Man Pages

Introduction

Your operating system provides manual pages that explain what specific commands do and where they can be located on your computer.

Most of us are at least familiar with opening a terminal and typing:

man <some_command>

But you might be confused, when you see a manual page informing you to check out <another_command>(2). For example, you might be shown the message at the end of a man page that says See also: chmod(2).

If you try that, it won't work:

man chmod(2)

So let's understand why that is and what it means.

Sections

So the manual pages are separated into 'sections'. This is what the number within the parentheses represents (i.e. chmod(2) represents the chmod command from section 2 of the OS manual).
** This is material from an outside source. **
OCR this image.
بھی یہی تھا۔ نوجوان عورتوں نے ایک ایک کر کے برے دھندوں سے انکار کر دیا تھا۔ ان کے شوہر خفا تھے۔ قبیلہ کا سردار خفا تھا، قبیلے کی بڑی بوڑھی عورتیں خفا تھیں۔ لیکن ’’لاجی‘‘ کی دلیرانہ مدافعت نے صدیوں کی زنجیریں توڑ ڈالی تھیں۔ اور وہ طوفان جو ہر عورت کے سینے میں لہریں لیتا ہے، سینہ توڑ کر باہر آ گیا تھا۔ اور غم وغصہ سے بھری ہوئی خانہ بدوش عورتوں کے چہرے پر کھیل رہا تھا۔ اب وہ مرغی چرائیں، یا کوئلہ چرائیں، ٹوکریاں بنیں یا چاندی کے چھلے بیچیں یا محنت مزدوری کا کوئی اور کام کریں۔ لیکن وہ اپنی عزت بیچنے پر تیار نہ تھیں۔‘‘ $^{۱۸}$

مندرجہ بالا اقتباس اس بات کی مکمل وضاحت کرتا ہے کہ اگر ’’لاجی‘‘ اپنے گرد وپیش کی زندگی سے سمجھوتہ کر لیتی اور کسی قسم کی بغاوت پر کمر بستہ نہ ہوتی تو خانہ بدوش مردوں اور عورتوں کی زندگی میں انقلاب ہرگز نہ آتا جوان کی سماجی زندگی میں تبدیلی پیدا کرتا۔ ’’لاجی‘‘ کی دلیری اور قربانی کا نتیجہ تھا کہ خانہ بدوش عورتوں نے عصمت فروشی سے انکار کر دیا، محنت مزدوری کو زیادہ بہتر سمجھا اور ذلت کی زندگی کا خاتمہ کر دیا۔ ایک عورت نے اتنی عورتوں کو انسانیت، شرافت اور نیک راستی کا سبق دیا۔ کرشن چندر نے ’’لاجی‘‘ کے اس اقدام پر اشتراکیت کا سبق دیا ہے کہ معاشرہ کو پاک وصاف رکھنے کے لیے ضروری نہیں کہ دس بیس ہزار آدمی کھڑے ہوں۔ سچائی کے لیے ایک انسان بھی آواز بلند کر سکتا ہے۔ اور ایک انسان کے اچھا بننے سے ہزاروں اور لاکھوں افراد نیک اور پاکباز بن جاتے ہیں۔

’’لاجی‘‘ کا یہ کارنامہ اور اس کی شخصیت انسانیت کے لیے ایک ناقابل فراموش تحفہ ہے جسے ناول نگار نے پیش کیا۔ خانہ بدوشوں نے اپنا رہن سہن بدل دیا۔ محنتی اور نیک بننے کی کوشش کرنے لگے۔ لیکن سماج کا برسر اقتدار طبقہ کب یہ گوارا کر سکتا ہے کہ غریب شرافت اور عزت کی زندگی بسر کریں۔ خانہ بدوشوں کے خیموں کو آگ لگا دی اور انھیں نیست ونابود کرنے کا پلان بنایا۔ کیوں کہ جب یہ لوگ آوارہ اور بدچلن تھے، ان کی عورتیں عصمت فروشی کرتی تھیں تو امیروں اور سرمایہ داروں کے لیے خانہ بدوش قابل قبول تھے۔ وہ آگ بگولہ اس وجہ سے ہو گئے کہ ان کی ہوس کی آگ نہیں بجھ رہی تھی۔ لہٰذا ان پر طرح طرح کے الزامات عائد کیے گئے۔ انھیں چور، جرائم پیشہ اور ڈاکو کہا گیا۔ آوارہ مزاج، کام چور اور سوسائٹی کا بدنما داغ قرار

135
To find where your manual pages are stored:

cd /usr/share/man

A simple ls will show that on my OS (macOS) I have nine manuals:

man1/   man2/   man3/   man4/   man5/   man6/   man7/   man8/   man9/

Each manual section has an introduction page † that explains what the section covers. These (taken from my OS) are as follows:

† except for manual sections 4 and 6. I had to go to the online reference for macOS in order to find out what they contained

If you wanted to know 'at a glance' what commands were available, then you could install the tree command and execute it at the current directory (/usr/share/man) and this would show you something like the following (cut short for brevity):

    .
    ├── man1
    │   ├── ab.1
    │   ├── accesstool.1
    │   ├── addftinfo.1
    │   ├── afconvert.1
    │   ├── afhash.1
    │   ├── afida.1
    │   ├── afinfo.1
    ├── man2
    │   ├── accept.2
    │   ├── access.2
    │   ├── acct.2
    │   ├── adjtime.2
    │   ├── aio_cancel.2
    │   ├── aio_error.2
    │   ├── aio_read.2

 Sub sections

You'll notice that most page files within each manual section have an extension that matches the section they're contained within (e.g. ab.1 for ab command inside manual 1 or aio_read.2 for aio_read command inside manual 2).

What's interesting is that there are some files, such as httpdstat.d.1m (which is inside manual section 1) that have a different extension (d.1m) or asn1parse.1ssl (1ssl).

By looking back at the online macOS manual pages reference I noticed there were additional sub sections:

Accessing different sections

Typically when we type man <some_command>, the man command will search all the sections looking for the specified command.

It stops at the first match it finds. So there could be a scenario where you search for a command and you get the user space (top-level) entry command and not the 'system call' version that actually interacts with your OS.

The chmod command is a good example of that scenario.

If you want to see the actual system call manual page for chmod, you need to search inside the specific section (which in this case is 2):

man 2 chmod

Alternatively, you can search multiple specific sections:

man -S 1:2 chmod

The above command will search through only sections 1 and 2, but it will still stop at the first match it finds so the above command is no different in outcome than just man chmod.

But if you know for sure that the command you're looking for is somewhere within either the system call or C library manual pages, then man -S 2:3 <your_command> would prevent a command from manual section 1 getting matched first.